The high school symphony closed the program with a broader cinematic set that included The Hanging Tree, music from Game of Thrones, themes from The Mandalorian, Warrior Legacy and Would You Fall in Love with Me Again. The lineup gave the evening a pops-style feel, with selections that reached beyond a single franchise while still keeping the focus on crowd-friendly music that could pull in students, parents and grandparents alike.

The concert also carried an important milestone for the district. It included a special senior recognition for graduating musicians and honored Tammie Carr as she marked her 30th year teaching in the district.
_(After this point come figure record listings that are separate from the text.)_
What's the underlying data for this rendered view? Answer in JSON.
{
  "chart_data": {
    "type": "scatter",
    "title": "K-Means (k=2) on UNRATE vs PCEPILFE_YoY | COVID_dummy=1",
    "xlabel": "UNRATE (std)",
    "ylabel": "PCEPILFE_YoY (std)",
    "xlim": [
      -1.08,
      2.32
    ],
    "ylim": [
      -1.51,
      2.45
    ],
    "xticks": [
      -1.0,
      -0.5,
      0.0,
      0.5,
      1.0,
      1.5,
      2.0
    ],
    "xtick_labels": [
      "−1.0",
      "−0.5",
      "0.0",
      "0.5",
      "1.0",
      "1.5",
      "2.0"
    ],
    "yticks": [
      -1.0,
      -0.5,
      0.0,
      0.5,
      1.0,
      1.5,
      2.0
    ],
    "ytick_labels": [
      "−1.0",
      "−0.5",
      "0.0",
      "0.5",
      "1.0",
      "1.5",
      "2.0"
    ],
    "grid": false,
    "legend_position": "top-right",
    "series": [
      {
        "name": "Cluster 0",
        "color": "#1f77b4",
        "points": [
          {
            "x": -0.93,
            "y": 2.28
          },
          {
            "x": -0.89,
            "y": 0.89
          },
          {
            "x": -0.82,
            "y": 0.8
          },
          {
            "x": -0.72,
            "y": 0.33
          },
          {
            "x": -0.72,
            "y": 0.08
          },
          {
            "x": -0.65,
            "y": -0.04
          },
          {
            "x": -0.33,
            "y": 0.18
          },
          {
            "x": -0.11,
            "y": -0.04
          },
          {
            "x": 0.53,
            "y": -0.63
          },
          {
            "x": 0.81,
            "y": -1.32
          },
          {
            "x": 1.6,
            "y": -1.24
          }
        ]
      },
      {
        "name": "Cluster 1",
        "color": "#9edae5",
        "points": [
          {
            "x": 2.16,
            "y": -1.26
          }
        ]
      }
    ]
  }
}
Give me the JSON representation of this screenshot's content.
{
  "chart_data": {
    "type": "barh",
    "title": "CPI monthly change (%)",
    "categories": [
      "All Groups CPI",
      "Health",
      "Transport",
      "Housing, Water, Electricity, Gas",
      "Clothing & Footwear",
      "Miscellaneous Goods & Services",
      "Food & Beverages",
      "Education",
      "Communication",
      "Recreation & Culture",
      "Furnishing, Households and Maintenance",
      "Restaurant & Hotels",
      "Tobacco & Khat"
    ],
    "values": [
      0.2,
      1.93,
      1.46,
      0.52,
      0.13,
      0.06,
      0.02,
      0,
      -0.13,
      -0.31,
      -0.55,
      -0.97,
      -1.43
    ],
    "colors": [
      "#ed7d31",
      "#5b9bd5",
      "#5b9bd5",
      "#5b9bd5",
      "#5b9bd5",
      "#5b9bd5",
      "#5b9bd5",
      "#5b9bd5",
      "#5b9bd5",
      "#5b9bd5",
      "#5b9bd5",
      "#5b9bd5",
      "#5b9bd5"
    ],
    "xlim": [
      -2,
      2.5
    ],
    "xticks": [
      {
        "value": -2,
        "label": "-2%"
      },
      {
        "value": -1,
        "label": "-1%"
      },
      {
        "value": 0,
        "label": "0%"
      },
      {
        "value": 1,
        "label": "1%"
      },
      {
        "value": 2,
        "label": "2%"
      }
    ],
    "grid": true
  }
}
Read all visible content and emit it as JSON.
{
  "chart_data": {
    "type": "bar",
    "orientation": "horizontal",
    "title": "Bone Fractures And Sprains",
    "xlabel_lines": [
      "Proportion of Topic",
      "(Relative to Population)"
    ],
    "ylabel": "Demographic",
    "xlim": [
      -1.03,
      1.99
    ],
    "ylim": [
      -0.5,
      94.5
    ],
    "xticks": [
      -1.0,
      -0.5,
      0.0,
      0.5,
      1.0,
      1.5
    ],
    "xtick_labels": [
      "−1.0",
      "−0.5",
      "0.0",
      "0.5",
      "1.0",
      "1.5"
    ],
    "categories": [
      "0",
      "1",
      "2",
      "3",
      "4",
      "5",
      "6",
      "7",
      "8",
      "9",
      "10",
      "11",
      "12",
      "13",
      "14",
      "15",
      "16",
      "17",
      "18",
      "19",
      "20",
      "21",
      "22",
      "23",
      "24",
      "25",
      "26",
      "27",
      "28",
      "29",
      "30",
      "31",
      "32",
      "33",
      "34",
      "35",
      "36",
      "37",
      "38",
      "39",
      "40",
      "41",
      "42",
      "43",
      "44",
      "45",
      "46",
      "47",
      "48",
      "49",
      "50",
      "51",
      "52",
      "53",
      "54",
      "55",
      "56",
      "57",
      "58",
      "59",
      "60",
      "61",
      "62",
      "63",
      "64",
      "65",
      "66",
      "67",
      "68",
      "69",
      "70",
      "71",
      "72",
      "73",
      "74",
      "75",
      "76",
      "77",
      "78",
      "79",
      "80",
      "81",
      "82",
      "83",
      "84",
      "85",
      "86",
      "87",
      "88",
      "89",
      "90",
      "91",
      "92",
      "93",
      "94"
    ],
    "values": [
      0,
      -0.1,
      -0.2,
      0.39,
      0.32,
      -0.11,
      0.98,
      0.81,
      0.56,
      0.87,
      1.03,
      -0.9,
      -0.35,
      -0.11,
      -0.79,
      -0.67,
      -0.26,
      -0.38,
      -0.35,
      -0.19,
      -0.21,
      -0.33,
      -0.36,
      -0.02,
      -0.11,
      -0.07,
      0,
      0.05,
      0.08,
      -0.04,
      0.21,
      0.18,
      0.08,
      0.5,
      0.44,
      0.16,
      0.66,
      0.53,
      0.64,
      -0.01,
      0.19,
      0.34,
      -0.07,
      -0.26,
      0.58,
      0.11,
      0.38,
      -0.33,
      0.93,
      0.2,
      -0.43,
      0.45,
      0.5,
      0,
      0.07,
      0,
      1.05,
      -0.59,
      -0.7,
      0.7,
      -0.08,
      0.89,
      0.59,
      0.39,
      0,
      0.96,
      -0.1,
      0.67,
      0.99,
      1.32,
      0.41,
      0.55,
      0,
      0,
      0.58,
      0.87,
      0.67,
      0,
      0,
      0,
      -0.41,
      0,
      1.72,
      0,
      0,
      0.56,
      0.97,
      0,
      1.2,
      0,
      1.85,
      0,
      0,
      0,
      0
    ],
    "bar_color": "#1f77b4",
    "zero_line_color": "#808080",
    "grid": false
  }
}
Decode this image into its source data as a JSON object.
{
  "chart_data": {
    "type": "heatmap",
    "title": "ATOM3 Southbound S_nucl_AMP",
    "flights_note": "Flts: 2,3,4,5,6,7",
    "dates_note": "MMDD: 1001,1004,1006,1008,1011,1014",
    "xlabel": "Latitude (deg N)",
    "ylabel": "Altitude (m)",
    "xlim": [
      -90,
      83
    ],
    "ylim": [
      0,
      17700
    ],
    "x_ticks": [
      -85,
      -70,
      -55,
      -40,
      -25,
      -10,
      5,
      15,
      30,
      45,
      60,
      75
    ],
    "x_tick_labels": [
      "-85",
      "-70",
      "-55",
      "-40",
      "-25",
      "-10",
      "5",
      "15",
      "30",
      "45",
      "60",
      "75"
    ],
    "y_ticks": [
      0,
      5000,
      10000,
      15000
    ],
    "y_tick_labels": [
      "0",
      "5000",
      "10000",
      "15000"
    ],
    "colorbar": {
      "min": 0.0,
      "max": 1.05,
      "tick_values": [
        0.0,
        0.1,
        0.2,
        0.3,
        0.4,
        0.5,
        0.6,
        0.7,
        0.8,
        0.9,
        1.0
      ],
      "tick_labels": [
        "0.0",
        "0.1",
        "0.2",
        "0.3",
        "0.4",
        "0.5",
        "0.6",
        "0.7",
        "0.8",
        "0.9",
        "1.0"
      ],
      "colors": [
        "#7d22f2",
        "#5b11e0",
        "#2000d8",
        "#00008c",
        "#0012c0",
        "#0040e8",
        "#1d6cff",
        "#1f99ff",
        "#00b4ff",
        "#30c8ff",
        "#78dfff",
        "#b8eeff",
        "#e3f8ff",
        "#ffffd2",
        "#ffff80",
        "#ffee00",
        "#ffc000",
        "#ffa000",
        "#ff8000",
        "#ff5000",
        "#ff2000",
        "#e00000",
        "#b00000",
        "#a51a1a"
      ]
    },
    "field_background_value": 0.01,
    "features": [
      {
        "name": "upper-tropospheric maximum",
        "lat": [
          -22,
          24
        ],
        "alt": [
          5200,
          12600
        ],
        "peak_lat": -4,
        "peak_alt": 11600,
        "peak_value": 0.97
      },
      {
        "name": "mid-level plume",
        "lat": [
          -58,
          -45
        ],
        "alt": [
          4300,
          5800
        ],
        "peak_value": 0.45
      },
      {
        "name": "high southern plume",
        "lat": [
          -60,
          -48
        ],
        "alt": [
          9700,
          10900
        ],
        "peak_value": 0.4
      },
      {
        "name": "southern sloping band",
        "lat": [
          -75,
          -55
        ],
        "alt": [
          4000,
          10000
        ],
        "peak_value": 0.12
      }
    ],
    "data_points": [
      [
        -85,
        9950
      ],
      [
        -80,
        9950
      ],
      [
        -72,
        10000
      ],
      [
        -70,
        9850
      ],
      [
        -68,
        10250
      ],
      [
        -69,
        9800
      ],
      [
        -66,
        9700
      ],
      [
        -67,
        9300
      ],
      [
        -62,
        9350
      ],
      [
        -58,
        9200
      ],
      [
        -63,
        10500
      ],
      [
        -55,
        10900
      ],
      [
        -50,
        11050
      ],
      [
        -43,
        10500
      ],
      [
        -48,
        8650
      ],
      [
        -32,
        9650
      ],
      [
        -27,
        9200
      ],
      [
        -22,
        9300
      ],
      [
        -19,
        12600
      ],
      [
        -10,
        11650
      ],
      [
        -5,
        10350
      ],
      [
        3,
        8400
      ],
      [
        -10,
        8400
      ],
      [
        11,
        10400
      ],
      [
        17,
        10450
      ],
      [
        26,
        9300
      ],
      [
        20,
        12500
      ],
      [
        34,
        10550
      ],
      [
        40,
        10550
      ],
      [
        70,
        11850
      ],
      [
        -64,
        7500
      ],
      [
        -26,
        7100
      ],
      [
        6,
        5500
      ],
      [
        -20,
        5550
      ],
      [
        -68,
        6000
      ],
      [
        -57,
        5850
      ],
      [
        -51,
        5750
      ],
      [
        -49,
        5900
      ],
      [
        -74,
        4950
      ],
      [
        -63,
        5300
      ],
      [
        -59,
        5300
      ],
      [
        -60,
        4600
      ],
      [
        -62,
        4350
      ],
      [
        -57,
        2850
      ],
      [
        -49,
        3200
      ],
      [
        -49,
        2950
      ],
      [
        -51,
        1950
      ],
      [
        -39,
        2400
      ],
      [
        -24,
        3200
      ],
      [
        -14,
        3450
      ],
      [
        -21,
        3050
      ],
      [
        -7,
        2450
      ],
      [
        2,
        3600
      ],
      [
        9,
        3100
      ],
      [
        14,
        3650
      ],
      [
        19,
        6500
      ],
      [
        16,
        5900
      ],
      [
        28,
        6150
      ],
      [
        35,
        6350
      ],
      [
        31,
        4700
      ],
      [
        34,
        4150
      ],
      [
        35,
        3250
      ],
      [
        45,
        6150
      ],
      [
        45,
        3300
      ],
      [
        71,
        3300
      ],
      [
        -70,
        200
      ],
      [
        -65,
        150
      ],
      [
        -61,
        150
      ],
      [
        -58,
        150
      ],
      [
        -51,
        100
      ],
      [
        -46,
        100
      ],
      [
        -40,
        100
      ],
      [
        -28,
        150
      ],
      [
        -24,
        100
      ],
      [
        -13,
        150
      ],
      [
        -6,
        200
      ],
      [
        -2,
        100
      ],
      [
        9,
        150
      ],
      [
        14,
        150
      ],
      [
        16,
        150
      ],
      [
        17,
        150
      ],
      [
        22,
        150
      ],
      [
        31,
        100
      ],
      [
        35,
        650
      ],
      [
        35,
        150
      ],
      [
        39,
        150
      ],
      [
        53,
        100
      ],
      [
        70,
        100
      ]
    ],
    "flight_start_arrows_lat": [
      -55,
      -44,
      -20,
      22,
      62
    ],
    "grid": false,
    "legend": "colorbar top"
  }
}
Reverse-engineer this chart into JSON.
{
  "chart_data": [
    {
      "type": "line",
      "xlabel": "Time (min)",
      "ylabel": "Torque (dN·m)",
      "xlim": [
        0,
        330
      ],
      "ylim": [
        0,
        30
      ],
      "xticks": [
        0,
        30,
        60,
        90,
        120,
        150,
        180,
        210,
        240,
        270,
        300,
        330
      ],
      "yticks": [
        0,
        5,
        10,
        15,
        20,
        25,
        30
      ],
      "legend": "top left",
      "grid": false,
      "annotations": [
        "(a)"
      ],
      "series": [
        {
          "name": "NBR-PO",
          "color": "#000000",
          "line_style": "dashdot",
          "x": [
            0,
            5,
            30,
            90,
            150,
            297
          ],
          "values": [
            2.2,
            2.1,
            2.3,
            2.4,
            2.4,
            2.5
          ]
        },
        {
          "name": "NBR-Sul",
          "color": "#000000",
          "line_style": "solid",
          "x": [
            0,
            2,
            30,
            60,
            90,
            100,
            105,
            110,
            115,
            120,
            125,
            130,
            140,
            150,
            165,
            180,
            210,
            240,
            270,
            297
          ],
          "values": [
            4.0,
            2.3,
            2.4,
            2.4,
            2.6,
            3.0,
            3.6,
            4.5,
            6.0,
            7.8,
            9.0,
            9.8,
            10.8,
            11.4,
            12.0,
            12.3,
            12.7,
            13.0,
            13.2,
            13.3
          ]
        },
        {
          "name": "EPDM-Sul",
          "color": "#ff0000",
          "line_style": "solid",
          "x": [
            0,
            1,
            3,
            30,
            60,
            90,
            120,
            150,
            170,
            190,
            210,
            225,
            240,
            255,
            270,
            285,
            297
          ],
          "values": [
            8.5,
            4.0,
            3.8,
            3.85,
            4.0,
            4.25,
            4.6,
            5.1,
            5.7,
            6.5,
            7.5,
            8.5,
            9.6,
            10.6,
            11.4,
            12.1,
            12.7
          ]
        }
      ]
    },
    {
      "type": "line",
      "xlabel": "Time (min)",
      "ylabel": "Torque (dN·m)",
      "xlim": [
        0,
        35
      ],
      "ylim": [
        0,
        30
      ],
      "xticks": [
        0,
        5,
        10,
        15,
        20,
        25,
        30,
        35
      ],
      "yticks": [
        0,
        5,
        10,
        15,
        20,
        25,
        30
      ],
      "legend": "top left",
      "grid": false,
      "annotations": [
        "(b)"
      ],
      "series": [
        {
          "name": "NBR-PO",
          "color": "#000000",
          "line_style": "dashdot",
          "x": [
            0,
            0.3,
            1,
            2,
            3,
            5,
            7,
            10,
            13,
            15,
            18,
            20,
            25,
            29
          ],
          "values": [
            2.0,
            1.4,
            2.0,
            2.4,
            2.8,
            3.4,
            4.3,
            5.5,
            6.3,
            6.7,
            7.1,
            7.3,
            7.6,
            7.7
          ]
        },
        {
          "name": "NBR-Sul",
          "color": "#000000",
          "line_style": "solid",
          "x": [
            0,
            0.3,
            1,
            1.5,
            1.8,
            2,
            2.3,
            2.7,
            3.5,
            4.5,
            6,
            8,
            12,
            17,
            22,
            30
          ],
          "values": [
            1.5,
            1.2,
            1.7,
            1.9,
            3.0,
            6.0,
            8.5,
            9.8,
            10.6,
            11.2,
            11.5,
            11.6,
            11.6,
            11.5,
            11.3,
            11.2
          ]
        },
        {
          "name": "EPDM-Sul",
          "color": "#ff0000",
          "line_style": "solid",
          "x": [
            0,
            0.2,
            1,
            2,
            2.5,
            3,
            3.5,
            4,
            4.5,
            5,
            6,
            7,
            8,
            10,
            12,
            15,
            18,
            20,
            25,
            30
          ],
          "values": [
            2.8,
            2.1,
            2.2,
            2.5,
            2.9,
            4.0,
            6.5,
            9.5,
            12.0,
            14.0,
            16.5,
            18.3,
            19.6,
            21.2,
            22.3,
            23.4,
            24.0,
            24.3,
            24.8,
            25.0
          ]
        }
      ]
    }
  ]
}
Carr’s name has become closely tied to West Iron County’s music program, which has recently included Solo and Ensemble participation and a cultural and educational trip to Canada during the 2024-25 school year.
The setting added its own weight to the night. The Windsor Center’s restored 550-seat auditorium sits in the former Iron River Public Schools building, which was constructed in 1928. West Iron County Public Schools moved out of the building in June 2009 because of declining enrollment and budget constraints, and the site now serves as a community and recreation center for the district that spans more than 560 square miles in Michigan’s Upper Peninsula.